Green expressed his desire to reunite with Chinese fans and return F1 competitions to China in the following way:
At some point in the future, we’d love to return to racing in China. It’s quite thrilling. China is “an tremendously significant market for us all around,” he told Xinhua, adding that it is “always a wonderful race with some amazing supporters out there for us as well.”
He expressed excitement for working with China because it “frequently the leaders” in innovation.
“We always monitor the state of the Chinese market first. They frequently take the lead and push innovation before other regions of the world do. We always keep a careful eye on this market, he remarked on Wednesday at the Collision technology conference.
Aside from 900 speakers, 1,500 startups, 1,200 journalists, 850 investors, and 100 unicorn firms, Collision, one of the biggest technology conferences in the world, is taking place in Toronto from June 20 to June 23. Green spoke there.

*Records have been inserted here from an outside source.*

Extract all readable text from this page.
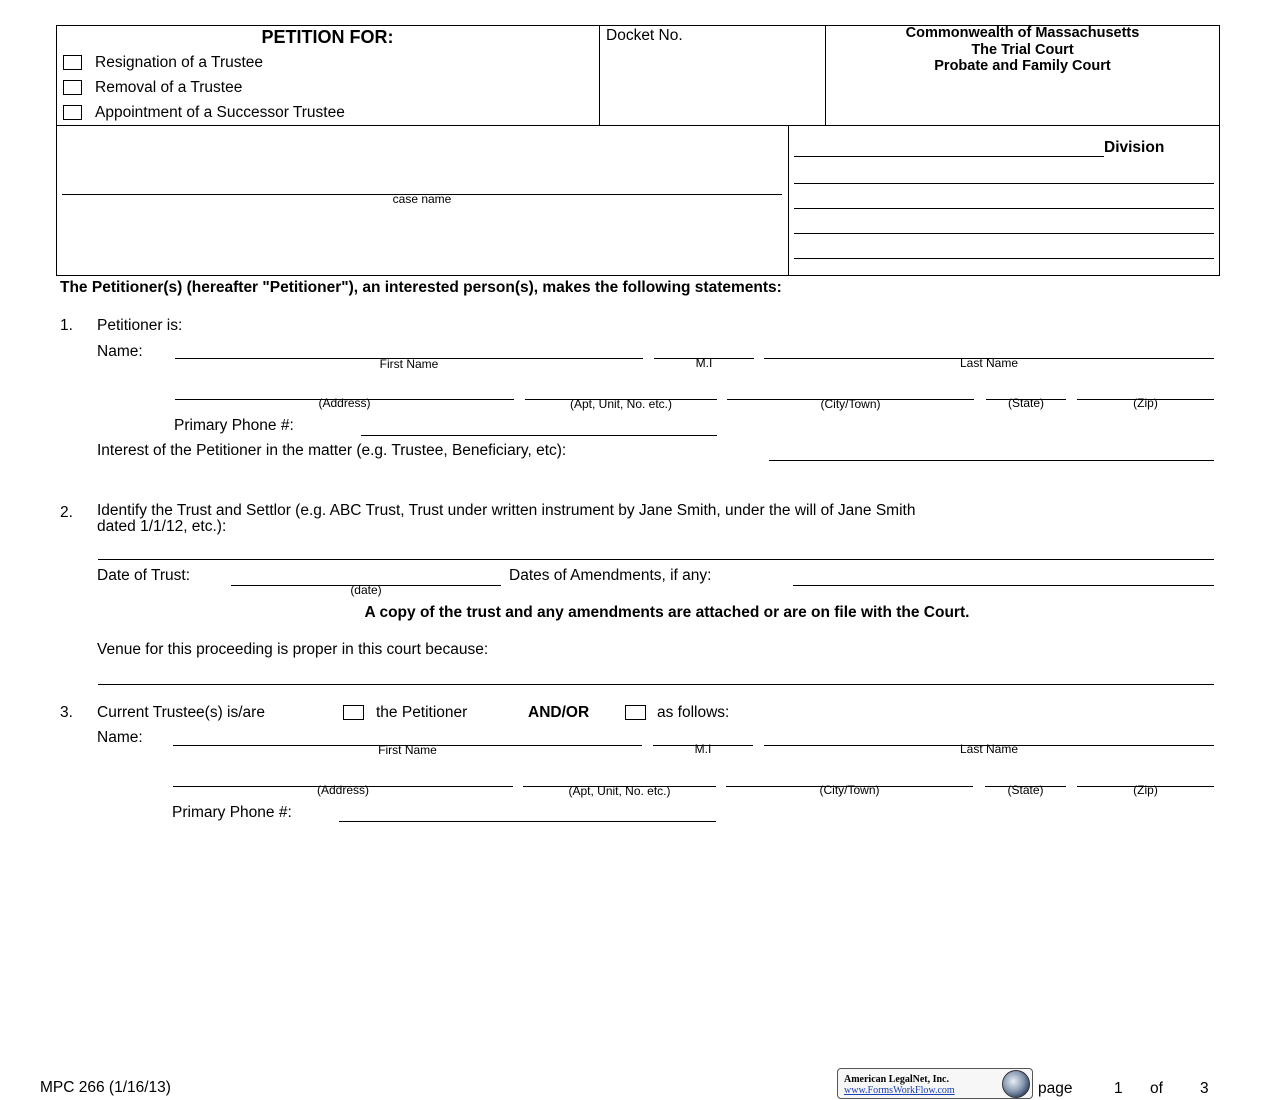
PETITION FOR:
Resignation of a Trustee
Removal of a Trustee
Appointment of a Successor Trustee
Docket No.	Commonwealth of Massachusetts
The Trial Court
Probate and Family Court
case name
Division
The Petitioner(s) (hereafter "Petitioner"), an interested person(s), makes the following statements:
1. Petitioner is:
Name:
First Name	M.I	Last Name
(Address)	(Apt, Unit, No. etc.)	(City/Town)	(State)	(Zip)
Primary Phone #:
Interest of the Petitioner in the matter (e.g. Trustee, Beneficiary, etc):
2. Identify the Trust and Settlor (e.g. ABC Trust, Trust under written instrument by Jane Smith, under the will of Jane Smith
dated 1/1/12, etc.):
Date of Trust:
(date)
Dates of Amendments, if any:
A copy of the trust and any amendments are attached or are on file with the Court.
Venue for this proceeding is proper in this court because:
3. Current Trustee(s) is/are	the Petitioner	AND/OR	as follows:
Name:
First Name	M.I	Last Name
(Address)	(Apt, Unit, No. etc.)	(City/Town)	(State)	(Zip)
Primary Phone #:
MPC 266 (1/16/13)	American LegalNet, Inc.
www.FormsWorkFlow.com	page	1 of 3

Green discussed McLaren’s position and developments in their campaign for “greener” racing as sustainability and electric vehicles (EVs) gained momentum:
Sustainability is a pretty fascinating topic. We now have two EV series, one with the four-by-four battery off-roading Extreme E and the other with the newly formed Formula E.
He continued: “We need to review our sustainability and definitely get stronger and better at it. I think we’re doing some great work already, but more is to come.”
“I think they (EVs) help challenge us and they give us areas to look into and review as a team and see how that inspires other racing series.”
ASSISTANCE IN TECH
Green highlighted the importance of technological innovation in motorsports:
“Technology sits right at the very heart of what we do in Formula 1 racing and across all our racing series at McLaren, but no more so do you see that on track with Formula 1, whether the difference in performance can be as much as hundreds of milliseconds.”
“You need all the data, all the telemetry, every bit of information you get your hands on in order to create better strategies, help design the car, and ultimately, make sure you make the right decisions for our drivers to finish as high as possible at any given race weekend.”
On Sunday at the Canadian Grand Prix, Max Verstappen of Formula 1’s Red Bull team extended his lead in the current championship season with a victory in Montreal.
However, both McLaren drivers finished outside the top ten in that race, with Daniel Ricciardo of Australia finishing 11th, while Britain’s Lando Norris ended the race in 15th.
Green, therefore, stressed the need for more technology partnerships to gain a competitive edge and improve their cars.
“In a nutshell, all our partnerships are there to make us go faster, whether or not that’s on the track or off the track. We need to find technology and companies that help us analyze all that data.”
“On the track, we look for partnerships that can help us analyze all the data coming from the cars, we roughly generate about 11 and a half billion data points per season, which is more than we could look at as a team. So we need to find technology and companies that help us analyze all that data.”